“那我能回去看看再回來嗎?”
沈明昭試探著問了一句。
“來回折騰什麼?你在這兒練好了再回去,省得來回跑。”
沈明昭低下了頭,用筷子在碗裡攪了攪,粥都快被他攪成糊了,他攪了好一會兒,抬起頭來,“那我的東西呢?”
“你人在這兒,東西就在這兒,人走了東西才沒用。”
沈明昭不說話了,他低頭喝粥,喝得很慢,一碗粥喝了半天才喝完。
喝完了把碗放下,看了一眼蕭景呈,又看了一眼沈晚棠,站起來,默默地走到門口,蹲在那兒看天。
花臉要是在這兒就好了,能跟他說說話,可惜花臉在平遠鎮。
蕭景呈看了沈明昭的背影一眼,“你把他扔這兒,他不樂意。”
“不樂意也得樂意,他十八了,不是八歲,總不能一輩子跟著我跑腿,也得有點自己的本事。”
沈晚棠端起碗把最後一口粥喝了,“你幫我看著他,別讓他偷懶,他這個人,沒人盯著就蹲在那兒發呆,能發一上午。”
蕭景呈點了下頭,“行。”
下午,沈晚棠去找了孫軍醫,去堵他的嘴,她怕孫軍醫明天看見她走了,又要對著蕭景呈唸叨你娘子走了你要照顧好自己,唸叨完了還要寫封信讓人帶給她,那就沒完沒了了。

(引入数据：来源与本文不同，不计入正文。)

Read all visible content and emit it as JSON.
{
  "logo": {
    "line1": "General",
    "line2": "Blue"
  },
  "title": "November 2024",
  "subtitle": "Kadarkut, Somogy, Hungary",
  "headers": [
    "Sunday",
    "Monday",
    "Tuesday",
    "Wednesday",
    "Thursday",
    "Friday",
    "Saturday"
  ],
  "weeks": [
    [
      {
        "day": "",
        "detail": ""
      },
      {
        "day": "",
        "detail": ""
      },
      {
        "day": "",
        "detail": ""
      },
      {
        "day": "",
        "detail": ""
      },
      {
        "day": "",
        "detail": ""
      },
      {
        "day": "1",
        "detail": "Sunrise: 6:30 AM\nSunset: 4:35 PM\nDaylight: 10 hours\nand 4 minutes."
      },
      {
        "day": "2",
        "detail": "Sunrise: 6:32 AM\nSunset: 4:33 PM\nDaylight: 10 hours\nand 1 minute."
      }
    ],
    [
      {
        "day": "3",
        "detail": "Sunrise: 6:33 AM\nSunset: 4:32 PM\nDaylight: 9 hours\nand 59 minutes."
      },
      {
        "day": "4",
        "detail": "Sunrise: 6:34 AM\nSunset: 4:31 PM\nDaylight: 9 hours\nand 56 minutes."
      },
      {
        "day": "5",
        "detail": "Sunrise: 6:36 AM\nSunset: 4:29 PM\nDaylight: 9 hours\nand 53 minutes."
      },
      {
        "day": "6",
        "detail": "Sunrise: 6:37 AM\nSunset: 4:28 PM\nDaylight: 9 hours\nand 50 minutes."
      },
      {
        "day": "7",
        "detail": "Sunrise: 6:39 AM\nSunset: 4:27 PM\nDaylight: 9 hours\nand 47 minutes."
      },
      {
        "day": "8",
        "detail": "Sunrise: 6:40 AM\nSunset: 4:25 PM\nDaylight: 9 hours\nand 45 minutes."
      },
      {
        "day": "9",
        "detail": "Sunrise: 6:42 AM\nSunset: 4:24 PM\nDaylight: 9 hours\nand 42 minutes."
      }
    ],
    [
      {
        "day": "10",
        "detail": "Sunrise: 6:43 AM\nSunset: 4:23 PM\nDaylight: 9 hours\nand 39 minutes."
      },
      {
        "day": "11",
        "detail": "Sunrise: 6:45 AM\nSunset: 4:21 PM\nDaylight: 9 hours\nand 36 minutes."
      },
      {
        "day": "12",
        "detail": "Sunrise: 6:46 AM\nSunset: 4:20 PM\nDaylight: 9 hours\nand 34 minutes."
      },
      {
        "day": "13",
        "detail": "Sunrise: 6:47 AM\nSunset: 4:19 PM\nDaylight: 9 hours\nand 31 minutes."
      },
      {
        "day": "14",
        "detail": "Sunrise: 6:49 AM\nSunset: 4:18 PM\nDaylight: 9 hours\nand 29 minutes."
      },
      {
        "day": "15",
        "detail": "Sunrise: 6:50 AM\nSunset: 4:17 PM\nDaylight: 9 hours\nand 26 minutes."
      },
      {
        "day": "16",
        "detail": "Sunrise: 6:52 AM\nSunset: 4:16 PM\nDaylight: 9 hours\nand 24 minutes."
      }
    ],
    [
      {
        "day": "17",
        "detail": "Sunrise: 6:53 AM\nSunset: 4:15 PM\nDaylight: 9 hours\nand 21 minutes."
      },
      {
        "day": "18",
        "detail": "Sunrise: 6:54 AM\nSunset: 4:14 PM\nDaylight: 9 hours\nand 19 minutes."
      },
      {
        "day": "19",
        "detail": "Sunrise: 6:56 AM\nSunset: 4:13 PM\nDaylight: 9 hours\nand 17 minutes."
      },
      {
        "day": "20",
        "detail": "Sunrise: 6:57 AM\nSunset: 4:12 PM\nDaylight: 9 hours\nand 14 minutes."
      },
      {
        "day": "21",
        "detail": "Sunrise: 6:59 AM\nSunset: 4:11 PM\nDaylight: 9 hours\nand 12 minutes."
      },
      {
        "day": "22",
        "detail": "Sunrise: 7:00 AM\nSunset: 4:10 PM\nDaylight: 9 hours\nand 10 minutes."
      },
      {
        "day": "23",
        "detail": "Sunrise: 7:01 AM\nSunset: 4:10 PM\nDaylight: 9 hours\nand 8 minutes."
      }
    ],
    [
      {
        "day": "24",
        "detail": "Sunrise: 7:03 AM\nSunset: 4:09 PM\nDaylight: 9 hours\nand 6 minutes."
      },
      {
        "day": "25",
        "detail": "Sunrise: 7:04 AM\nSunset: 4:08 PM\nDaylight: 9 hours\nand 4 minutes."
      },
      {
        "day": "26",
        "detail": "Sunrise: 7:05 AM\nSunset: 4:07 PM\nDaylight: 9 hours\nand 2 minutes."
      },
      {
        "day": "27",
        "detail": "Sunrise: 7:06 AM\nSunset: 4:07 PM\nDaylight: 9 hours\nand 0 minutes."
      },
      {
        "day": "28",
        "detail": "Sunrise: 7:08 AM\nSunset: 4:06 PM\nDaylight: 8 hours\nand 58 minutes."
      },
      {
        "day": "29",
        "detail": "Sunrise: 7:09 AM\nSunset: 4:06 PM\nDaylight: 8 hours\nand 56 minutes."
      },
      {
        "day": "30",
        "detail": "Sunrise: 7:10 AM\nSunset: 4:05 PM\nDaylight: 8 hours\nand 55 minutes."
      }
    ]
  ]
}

孫軍醫的營房在軍營最裡面,一間小屋子,門口堆著一堆草藥,乾的溼的混在一起,味道衝得人鼻子發酸。
沈晚棠掀開簾子進去的時候,孫軍醫正在搗藥,藥杵在臼裡咚咚咚的,節奏很慢,像是在打瞌睡。
他看見沈晚棠進來,藥杵停了一下,“將軍娘子,你怎麼來了?將軍的傷又出問題了?”
“沒有,將軍的傷好了,孫大夫,我是來跟你道別的,明天我回平遠鎮了。”
孫軍醫放下藥杵,站起來,在圍裙上擦了擦手,看著沈晚棠。
他的目光在她臉上停了一會兒,然後嘆了一口氣。
“回去好啊,回去安全,邊關這地方,不是你一個姑娘家該待的。”
他說著從抽屜裡拿出一個小布包,塞到沈晚棠手裡,“這個你帶上,是我自己配的藥粉,治刀傷的,灑在傷口上止血快,萬一路上有個磕碰,用得著。”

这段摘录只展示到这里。